The guru then announces the great truth: "Thou art I, I am Thou." He then elucidates the great truth that in this state the "Knower," the "Known," and the process of "Knowing" all become "One." In this tranquil state, thrill upon thrill is experienced as one realizes his/her "eternally living, ever new peace." The imagination can never be capable of expecting such bliss as acquired in the act of attaining this "magic" state of "samadhi bliss."

With further elucidation, the great guru describes this state of being as not an unconscious place brought on by stultification of the mind as during hypnosis. Instead this state enhances and extends the realm of the mind. The mind through its own agent moves outside of its "mortal frame." It is capable of extending itself to the "farthest boundary of eternity." The individual is like an ocean of cosmic consciousness that can observe itself, the "little ego," as it seems to be "floating in Me."

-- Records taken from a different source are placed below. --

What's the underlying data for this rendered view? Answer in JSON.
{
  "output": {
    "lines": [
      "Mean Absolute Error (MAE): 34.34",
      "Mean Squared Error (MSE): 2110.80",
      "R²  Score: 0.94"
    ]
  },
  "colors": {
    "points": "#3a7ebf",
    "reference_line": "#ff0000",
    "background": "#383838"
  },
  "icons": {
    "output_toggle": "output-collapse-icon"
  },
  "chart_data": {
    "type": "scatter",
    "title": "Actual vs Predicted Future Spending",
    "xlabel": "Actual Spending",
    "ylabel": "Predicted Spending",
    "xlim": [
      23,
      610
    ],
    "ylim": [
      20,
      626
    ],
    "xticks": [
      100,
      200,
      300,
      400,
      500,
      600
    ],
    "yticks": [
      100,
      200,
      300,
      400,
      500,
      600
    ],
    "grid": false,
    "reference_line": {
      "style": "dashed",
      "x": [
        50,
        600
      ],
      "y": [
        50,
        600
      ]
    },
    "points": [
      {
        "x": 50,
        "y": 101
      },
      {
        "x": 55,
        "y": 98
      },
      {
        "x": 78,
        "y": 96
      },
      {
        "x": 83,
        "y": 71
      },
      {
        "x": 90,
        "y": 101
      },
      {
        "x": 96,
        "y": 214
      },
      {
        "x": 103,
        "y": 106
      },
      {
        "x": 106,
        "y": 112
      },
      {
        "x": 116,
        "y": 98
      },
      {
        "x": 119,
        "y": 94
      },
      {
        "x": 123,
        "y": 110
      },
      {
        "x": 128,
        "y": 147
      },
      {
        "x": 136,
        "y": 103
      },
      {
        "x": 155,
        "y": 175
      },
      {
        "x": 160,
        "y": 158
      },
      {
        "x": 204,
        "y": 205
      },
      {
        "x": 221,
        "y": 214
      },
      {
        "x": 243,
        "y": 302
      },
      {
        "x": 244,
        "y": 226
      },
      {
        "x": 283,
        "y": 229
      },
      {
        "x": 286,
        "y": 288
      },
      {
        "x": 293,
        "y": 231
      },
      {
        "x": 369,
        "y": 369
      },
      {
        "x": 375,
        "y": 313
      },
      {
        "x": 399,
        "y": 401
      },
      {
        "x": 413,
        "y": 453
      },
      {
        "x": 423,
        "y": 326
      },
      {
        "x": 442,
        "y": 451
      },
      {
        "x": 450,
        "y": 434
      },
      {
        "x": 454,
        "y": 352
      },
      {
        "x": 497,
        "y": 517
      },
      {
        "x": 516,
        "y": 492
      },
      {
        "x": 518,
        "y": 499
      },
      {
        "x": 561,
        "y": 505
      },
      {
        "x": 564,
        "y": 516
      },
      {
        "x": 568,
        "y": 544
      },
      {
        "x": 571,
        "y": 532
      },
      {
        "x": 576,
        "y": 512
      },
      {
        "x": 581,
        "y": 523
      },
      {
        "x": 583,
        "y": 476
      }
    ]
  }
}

Fourth Movement: The Ocean of Mirth

This fascinating description then imparts the information that the devotee can hear the sound of atoms that seem to whisper as earthly features such a mountains and seas transform into "vapors of nebulae." The blessed sound of "om" behaves like a breeze that blows open the veils that have hidden the reality of their essence to the fallen eyesight of humankind. The very electrons that make up the ocean waters are detected by the samadhi entranced soul. Finally, the "cosmic drum" brings about the melting of the "grosser lights" as they disappear into "eternal rays / Of all-pervading bliss."

As devotees experiences all of these sights and sounds with their astral senses, they come to realize at last that their beings are, in fact, nothing other than joy. They realize that they originate from joy and that they melt into that sacred joy again. The mind like a great ocean absorbs all of "creation's waves." The four veils of "solid, liquid, vapor, and light" are all lifted from the eyes of those experiencing this blessed state.

The speaker then reveals that the little ego, called "I," now enters the "Great Myself." All of those shadows that blighted the life of the earthly dweller under delusion are gone. They were merely the shadows of "mortal memory." The screen of consciousness or "mental sky" of the devotee is now "spotless" on all sides. The devotee is fully aware that s/he is united with the eternal; s/he and Eternity are hence forth "one united ray."

The final two lines of the poem also feature a metaphor often employed by the great guru to compare God and creation: God is the ocean and creation is the wave. The wave remains a part of the ocean, even as it retains an individual form. It is the goal of the human being to become united with its Creator as the wave unites with the ocean; thus in samadhi, the devotee is a "tiny bubble of laughter," who has "become the Sea of Mirth Itself."